Money managers barely adjusted their views in CBOT soybeans and soybean oil much in the latest week. As of June 1, their soybean net long stood at 138,788 futures and options contracts, down fewer than 1,000 on the week. They extended their net long in soybean oil by fewer than 1,000 contracts to 86,084.

Most-active soybean meal futures rose more than 3% through June 1, more than the rest of the soy complex, but money managers reduced their net long to 20,885 futures and options contracts from 25,232 a week earlier. That is their least optimistic stance in nine months.

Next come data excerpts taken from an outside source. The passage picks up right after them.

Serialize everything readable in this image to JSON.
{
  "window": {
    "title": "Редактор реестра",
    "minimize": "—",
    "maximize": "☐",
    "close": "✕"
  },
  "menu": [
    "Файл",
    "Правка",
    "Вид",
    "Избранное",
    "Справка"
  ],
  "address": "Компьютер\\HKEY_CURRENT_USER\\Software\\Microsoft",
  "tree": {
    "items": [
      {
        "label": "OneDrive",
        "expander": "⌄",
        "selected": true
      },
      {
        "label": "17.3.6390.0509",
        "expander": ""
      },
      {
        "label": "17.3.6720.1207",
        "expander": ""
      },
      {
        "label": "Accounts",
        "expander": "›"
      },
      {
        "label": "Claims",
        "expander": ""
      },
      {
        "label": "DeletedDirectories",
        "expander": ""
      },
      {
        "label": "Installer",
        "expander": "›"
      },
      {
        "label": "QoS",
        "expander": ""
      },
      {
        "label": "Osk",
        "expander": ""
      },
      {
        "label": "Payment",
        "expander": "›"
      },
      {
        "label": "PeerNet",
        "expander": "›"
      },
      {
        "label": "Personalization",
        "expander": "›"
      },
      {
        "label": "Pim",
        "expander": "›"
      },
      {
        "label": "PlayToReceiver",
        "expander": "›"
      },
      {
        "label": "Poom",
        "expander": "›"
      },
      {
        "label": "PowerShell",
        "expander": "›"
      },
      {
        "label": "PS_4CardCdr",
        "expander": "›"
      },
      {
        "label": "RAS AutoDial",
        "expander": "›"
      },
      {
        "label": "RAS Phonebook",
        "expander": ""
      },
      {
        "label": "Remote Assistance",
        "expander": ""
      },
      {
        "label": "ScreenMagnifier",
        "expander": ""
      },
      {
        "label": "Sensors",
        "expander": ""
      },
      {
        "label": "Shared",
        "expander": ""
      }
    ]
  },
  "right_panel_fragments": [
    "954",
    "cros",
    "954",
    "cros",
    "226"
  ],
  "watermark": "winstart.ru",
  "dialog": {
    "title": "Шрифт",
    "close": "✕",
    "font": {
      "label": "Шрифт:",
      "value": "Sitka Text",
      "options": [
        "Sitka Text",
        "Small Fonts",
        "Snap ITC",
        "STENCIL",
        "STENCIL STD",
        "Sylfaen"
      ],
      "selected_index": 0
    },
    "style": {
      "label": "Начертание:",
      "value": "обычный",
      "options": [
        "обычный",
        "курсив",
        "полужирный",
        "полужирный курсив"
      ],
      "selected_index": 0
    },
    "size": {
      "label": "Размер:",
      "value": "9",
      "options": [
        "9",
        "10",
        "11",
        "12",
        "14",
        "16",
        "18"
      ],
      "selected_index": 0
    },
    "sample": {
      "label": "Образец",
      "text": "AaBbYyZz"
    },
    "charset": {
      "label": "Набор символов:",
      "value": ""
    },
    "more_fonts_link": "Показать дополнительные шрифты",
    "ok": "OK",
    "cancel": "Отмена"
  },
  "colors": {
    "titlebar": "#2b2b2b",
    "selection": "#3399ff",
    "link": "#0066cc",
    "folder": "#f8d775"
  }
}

Meal futures dropped fractionally in the last three sessions, but July soybeans were up 2% and new-crop November rose 3%, aided by the dicey U.S. weather outlook and near-record strength in soybean oil futures.

Most-active soybean oil on Friday ended at 71.34 cents per pound, an all-time high settle. Booming global vegoil demand and an expected tightening in soyoil supplies over the next year have kept futures at historic levels.

U.S. weather fears have renewed strength in wheat futures after a slide in May. CBOT July wheat jumped 5.6% in the week ended June 1, but money managers shed about 1,300 futures and options contracts, reducing their net long to 3,227.

Kansas City wheat futures featured similar gains through June 1, and money managers cut bullish bets to 19,086 futures and options contracts from 23,501 a week earlier. Minneapolis wheat futures surged 13% during the week, though funds trimmed about 1,200 contracts from their net long, which fell to 13,462 futures and options contracts.

CBOT and K.C. futures were down fractionally at the end of last week, but Minneapolis July wheat was up more than 5% on unfavorable conditions for spring wheat in the U.S. Northern Plains. High winds accompanied temperatures of at least 100 degrees Fahrenheit (38 Celsius) on Friday afternoon in North Dakota, which is already parched from drought.

Minneapolis July futures settled at $8.10-1/4 per bushel, their first close above the $8 mark since July 2017, when the contract was in delivery.

The opinions expressed here are those of the author, a market analyst for Reuters.